Het wetsontwerp strekkende tot beperking van de wettelijke gemeenschap van goederen schiet ernstig tekort (WPNR 2015/7069)
29-06-2015 | Categorie: Literatuur
Prof. dr. S. Perrick
Bij de Tweede Kamer is in behandeling een initiatief wetsontwerp tot wijziging van Boek 1 BW en de Faillissementswet teneinde de omvang van de wettelijke gemeenschap van goederen te beperken. Het wetsontwerp voorziet niet in een inhoudelijke aanpassing van het huidige art. 1:96 lid 1 BW, op grond waarvan voor een schuld van een echtgenoot, ongeacht of deze in de gemeenschap is gevallen, zowel de goederen van de gemeenschap als zijn eigen goederen kunnen worden uitgewonnen. Wél bepaalt het voorgestelde nieuwe art. 1:96 lid 3 BW dat het verhaal voor een niet tot de gemeenschap behorende schuld is beperkt tot de helft van de opbrengst van het uitgewonnen goed. De gevolgen van deze bepaling zijn volgens de auteur onvoldoende doordacht. Aan de hand van een aantal voorbeelden toont hij dat in dit artikel aan. Ook maakt hij dat duidelijk vanuit art. 1:94 lid 5 aanhef en onder b BW, zoals deze bepaling met ingang van 1 januari 2012 luidt.
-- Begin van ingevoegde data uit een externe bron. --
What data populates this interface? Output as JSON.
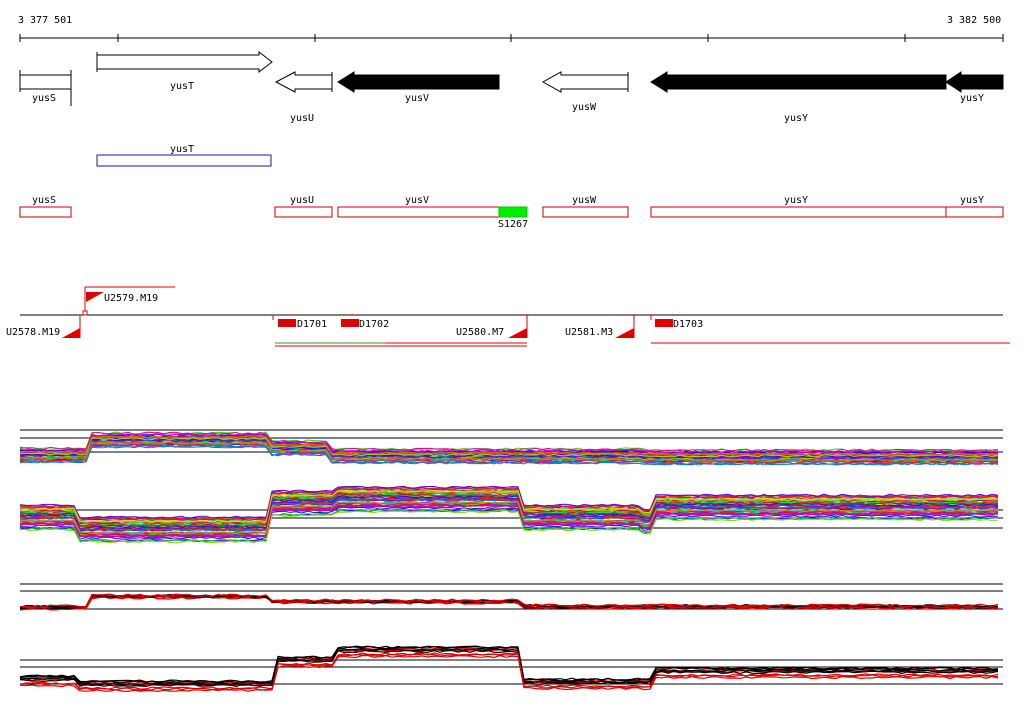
{
  "coords": {
    "start": "3 377 501",
    "end": "3 382 500"
  },
  "genes": [
    {
      "name": "yusS",
      "strand": "none",
      "filled": false
    },
    {
      "name": "yusT",
      "strand": "+",
      "filled": false
    },
    {
      "name": "yusU",
      "strand": "-",
      "filled": false
    },
    {
      "name": "yusV",
      "strand": "-",
      "filled": true
    },
    {
      "name": "yusW",
      "strand": "-",
      "filled": false
    },
    {
      "name": "yusY",
      "strand": "-",
      "filled": true
    },
    {
      "name": "yusY",
      "strand": "-",
      "filled": true
    }
  ],
  "annotation_blue": [
    {
      "name": "yusT"
    }
  ],
  "annotation_red": [
    {
      "name": "yusS"
    },
    {
      "name": "yusU"
    },
    {
      "name": "yusV"
    },
    {
      "name": "yusW"
    },
    {
      "name": "yusY"
    },
    {
      "name": "yusY"
    }
  ],
  "green_feature": {
    "name": "S1267",
    "color": "#00ee00"
  },
  "promoters": [
    {
      "name": "U2578.M19"
    },
    {
      "name": "U2579.M19"
    },
    {
      "name": "U2580.M7"
    },
    {
      "name": "U2581.M3"
    }
  ],
  "terminators": [
    {
      "name": "D1701"
    },
    {
      "name": "D1702"
    },
    {
      "name": "D1703"
    }
  ],
  "colors": {
    "promoter": "#ff0000",
    "feature_outline": "#cc0000",
    "blue_outline": "#1a1aa0",
    "profile_red": "#e00000"
  }
}
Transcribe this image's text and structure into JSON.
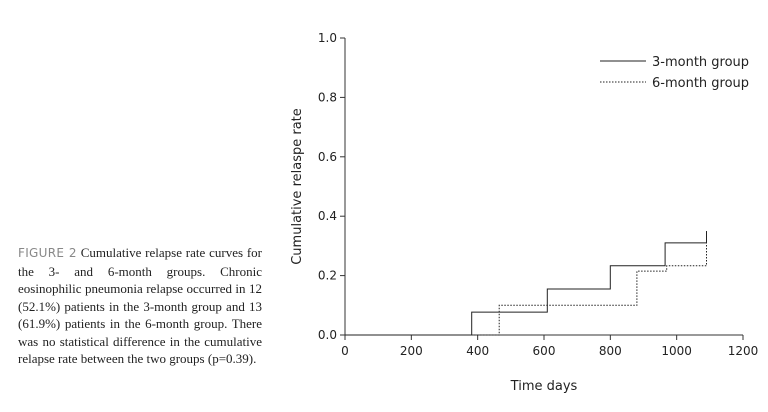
{
  "caption": {
    "label": "FIGURE 2",
    "text": "Cumulative relapse rate curves for the 3- and 6-month groups. Chronic eosinophilic pneumonia relapse occurred in 12 (52.1%) patients in the 3-month group and 13 (61.9%) patients in the 6-month group. There was no statistical difference in the cumulative relapse rate between the two groups (p=0.39)."
  },
  "chart_data": {
    "type": "line",
    "title": "",
    "xlabel": "Time days",
    "ylabel": "Cumulative relaspe rate",
    "xlim": [
      0,
      1200
    ],
    "ylim": [
      0,
      1.0
    ],
    "xticks": [
      0,
      200,
      400,
      600,
      800,
      1000,
      1200
    ],
    "xtick_labels": [
      "0",
      "200",
      "400",
      "600",
      "800",
      "1000",
      "1200"
    ],
    "yticks": [
      0,
      0.2,
      0.4,
      0.6,
      0.8,
      1.0
    ],
    "ytick_labels": [
      "0.0",
      "0.2",
      "0.4",
      "0.6",
      "0.8",
      "1.0"
    ],
    "grid": false,
    "legend_position": "top-right",
    "series": [
      {
        "name": "3-month group",
        "style": "solid",
        "step": true,
        "x": [
          0,
          382,
          382,
          610,
          610,
          800,
          800,
          965,
          965,
          1090,
          1090
        ],
        "y": [
          0,
          0,
          0.077,
          0.077,
          0.155,
          0.155,
          0.233,
          0.233,
          0.31,
          0.31,
          0.35
        ]
      },
      {
        "name": "6-month group",
        "style": "dotted",
        "step": true,
        "x": [
          0,
          465,
          465,
          880,
          880,
          970,
          970,
          1090,
          1090
        ],
        "y": [
          0,
          0,
          0.1,
          0.1,
          0.215,
          0.215,
          0.233,
          0.233,
          0.35
        ]
      }
    ]
  }
}
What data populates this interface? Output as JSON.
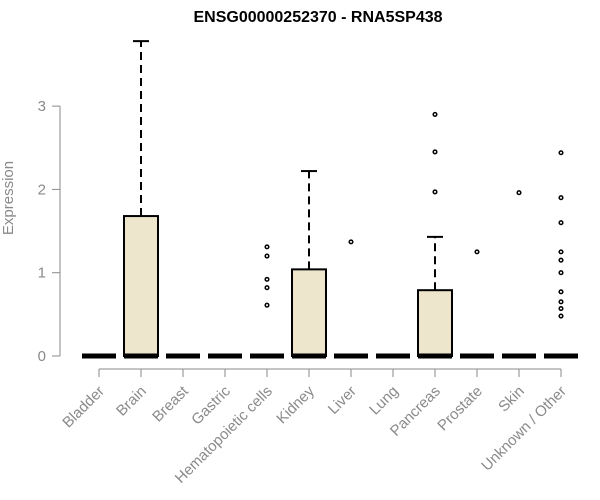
{
  "chart_data": {
    "type": "box",
    "title": "ENSG00000252370 - RNA5SP438",
    "xlabel": "",
    "ylabel": "Expression",
    "ylim": [
      0,
      3.9
    ],
    "yticks": [
      0,
      1,
      2,
      3
    ],
    "box_fill": "#ede6cc",
    "categories": [
      "Bladder",
      "Brain",
      "Breast",
      "Gastric",
      "Hematopoietic cells",
      "Kidney",
      "Liver",
      "Lung",
      "Pancreas",
      "Prostate",
      "Skin",
      "Unknown / Other"
    ],
    "series": [
      {
        "category": "Bladder",
        "q1": 0,
        "median": 0,
        "q3": 0,
        "whisker_low": 0,
        "whisker_high": 0,
        "outliers": []
      },
      {
        "category": "Brain",
        "q1": 0,
        "median": 0,
        "q3": 1.68,
        "whisker_low": 0,
        "whisker_high": 3.78,
        "outliers": []
      },
      {
        "category": "Breast",
        "q1": 0,
        "median": 0,
        "q3": 0,
        "whisker_low": 0,
        "whisker_high": 0,
        "outliers": []
      },
      {
        "category": "Gastric",
        "q1": 0,
        "median": 0,
        "q3": 0,
        "whisker_low": 0,
        "whisker_high": 0,
        "outliers": []
      },
      {
        "category": "Hematopoietic cells",
        "q1": 0,
        "median": 0,
        "q3": 0,
        "whisker_low": 0,
        "whisker_high": 0,
        "outliers": [
          1.31,
          1.2,
          0.92,
          0.82,
          0.61
        ]
      },
      {
        "category": "Kidney",
        "q1": 0,
        "median": 0,
        "q3": 1.04,
        "whisker_low": 0,
        "whisker_high": 2.22,
        "outliers": []
      },
      {
        "category": "Liver",
        "q1": 0,
        "median": 0,
        "q3": 0,
        "whisker_low": 0,
        "whisker_high": 0,
        "outliers": [
          1.37
        ]
      },
      {
        "category": "Lung",
        "q1": 0,
        "median": 0,
        "q3": 0,
        "whisker_low": 0,
        "whisker_high": 0,
        "outliers": []
      },
      {
        "category": "Pancreas",
        "q1": 0,
        "median": 0,
        "q3": 0.79,
        "whisker_low": 0,
        "whisker_high": 1.43,
        "outliers": [
          2.9,
          2.45,
          1.97
        ]
      },
      {
        "category": "Prostate",
        "q1": 0,
        "median": 0,
        "q3": 0,
        "whisker_low": 0,
        "whisker_high": 0,
        "outliers": [
          1.25
        ]
      },
      {
        "category": "Skin",
        "q1": 0,
        "median": 0,
        "q3": 0,
        "whisker_low": 0,
        "whisker_high": 0,
        "outliers": [
          1.96
        ]
      },
      {
        "category": "Unknown / Other",
        "q1": 0,
        "median": 0,
        "q3": 0,
        "whisker_low": 0,
        "whisker_high": 0,
        "outliers": [
          2.44,
          1.9,
          1.6,
          1.25,
          1.15,
          1.0,
          0.77,
          0.65,
          0.57,
          0.48
        ]
      }
    ],
    "grid": false,
    "legend": "none"
  }
}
Deze bepaling is volgens de auteur onjuist en dit zal tot extra problemen leiden in combinatie met het voorgestelde art. 1:96 lid 3 BW. Ook nadat art. 1:94 lid 5 aanhef en onder b BW eventueel is aangepast, blijven er volgens de auteur fundamentele bezwaren tegen het voorgestelde art. 1:96 lid 3 BW bestaan.